Unutmadan iki teşekkür daha yapmak istiyorum. Birincisi Pera Müzesi’ne çok çok teşekkürler. Her zaman olduğu gibi bize bu salonu ve toplantı imkânını verdiler. Ayrıca mütevellimiz Mustafa Oğuz Most Productions bütün ses tesisatı, kayıtlar vs. gibi benzer masrafları da karşıladı. Ona da çok teşekkür ediyoruz.

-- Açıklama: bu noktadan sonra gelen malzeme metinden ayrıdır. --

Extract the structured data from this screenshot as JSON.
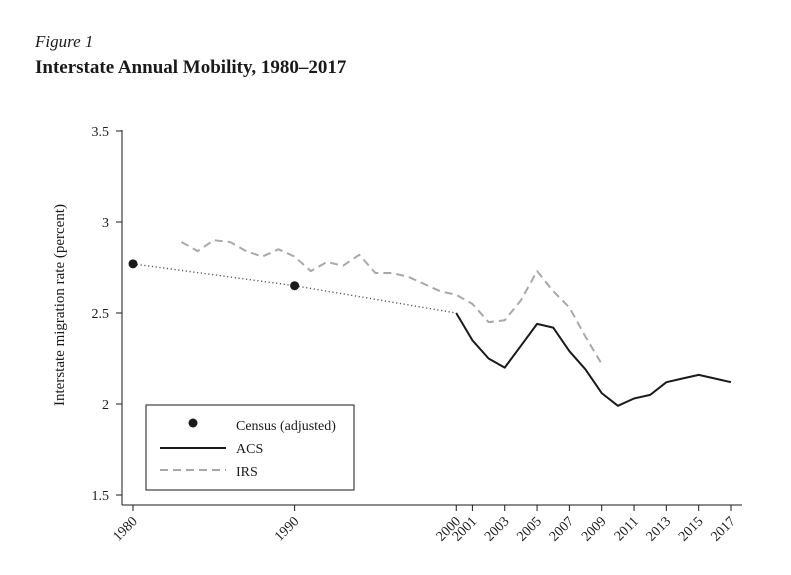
{
  "figure_label": "Figure 1",
  "figure_title": "Interstate Annual Mobility, 1980–2017",
  "colors": {
    "acs": "#1a1a1a",
    "irs": "#a8a8a8",
    "census": "#1a1a1a",
    "dotted": "#555555"
  },
  "chart_data": {
    "type": "line",
    "title": "Interstate Annual Mobility, 1980–2017",
    "xlabel": "",
    "ylabel": "Interstate migration rate (percent)",
    "xlim": [
      1980,
      2017
    ],
    "ylim": [
      1.5,
      3.5
    ],
    "x_ticks": [
      "1980",
      "1990",
      "2000",
      "2001",
      "2003",
      "2005",
      "2007",
      "2009",
      "2011",
      "2013",
      "2015",
      "2017"
    ],
    "y_ticks": [
      "1.5",
      "2",
      "2.5",
      "3",
      "3.5"
    ],
    "series": [
      {
        "name": "Census (adjusted)",
        "style": "points",
        "x": [
          1980,
          1990
        ],
        "y": [
          2.77,
          2.65
        ]
      },
      {
        "name": "ACS",
        "style": "solid",
        "x": [
          2000,
          2001,
          2002,
          2003,
          2004,
          2005,
          2006,
          2007,
          2008,
          2009,
          2010,
          2011,
          2012,
          2013,
          2014,
          2015,
          2016,
          2017
        ],
        "y": [
          2.5,
          2.35,
          2.25,
          2.2,
          2.32,
          2.44,
          2.42,
          2.29,
          2.19,
          2.06,
          1.99,
          2.03,
          2.05,
          2.12,
          2.14,
          2.16,
          2.14,
          2.12
        ]
      },
      {
        "name": "IRS",
        "style": "dashed",
        "x": [
          1983,
          1984,
          1985,
          1986,
          1987,
          1988,
          1989,
          1990,
          1991,
          1992,
          1993,
          1994,
          1995,
          1996,
          1997,
          1998,
          1999,
          2000,
          2001,
          2002,
          2003,
          2004,
          2005,
          2006,
          2007,
          2008,
          2009
        ],
        "y": [
          2.89,
          2.84,
          2.9,
          2.89,
          2.84,
          2.81,
          2.85,
          2.81,
          2.73,
          2.78,
          2.76,
          2.82,
          2.72,
          2.72,
          2.7,
          2.66,
          2.62,
          2.6,
          2.55,
          2.45,
          2.46,
          2.57,
          2.73,
          2.62,
          2.53,
          2.37,
          2.22
        ]
      },
      {
        "name": "Census-ACS connector",
        "style": "dotted",
        "x": [
          1980,
          1990,
          2000
        ],
        "y": [
          2.77,
          2.65,
          2.5
        ]
      }
    ],
    "legend": {
      "position": "bottom-left",
      "entries": [
        {
          "label": "Census (adjusted)",
          "marker": "dot"
        },
        {
          "label": "ACS",
          "marker": "solid"
        },
        {
          "label": "IRS",
          "marker": "dashed"
        }
      ]
    }
  }
}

Gönüllülerimizi, TEGV Yönetim Ekibi’ni ve çalışma arkadaşlarımızı 2021 yılını başarılı bir şekilde tamamladıkları için Yönetim Kurulumuz adına tebrik ediyorum. Bizi destekleyen kişi ve kurumlara da çocuklarımızın geleceklerine bir ışık, yüzlerinde bir gülümseme oldukları için şükranlarımızı sunuyorum. Gelecek yıl Cumhuriyetimizin 100’üncü yılını kutlayacağız. Bu fırsat ile Cumhuriyetimizin temel ilke ve değerlerini, Atatürk’ün eğitime ve bilime verdiği önemi daha yoğun ve ses getirecek programlar ile işlemeyi planlıyoruz. Değerli desteklerinize daha güçlü ihtiyacımız olacaktır. Hep birlikte nice yıllara dileklerimle saygılarımı sunuyorum.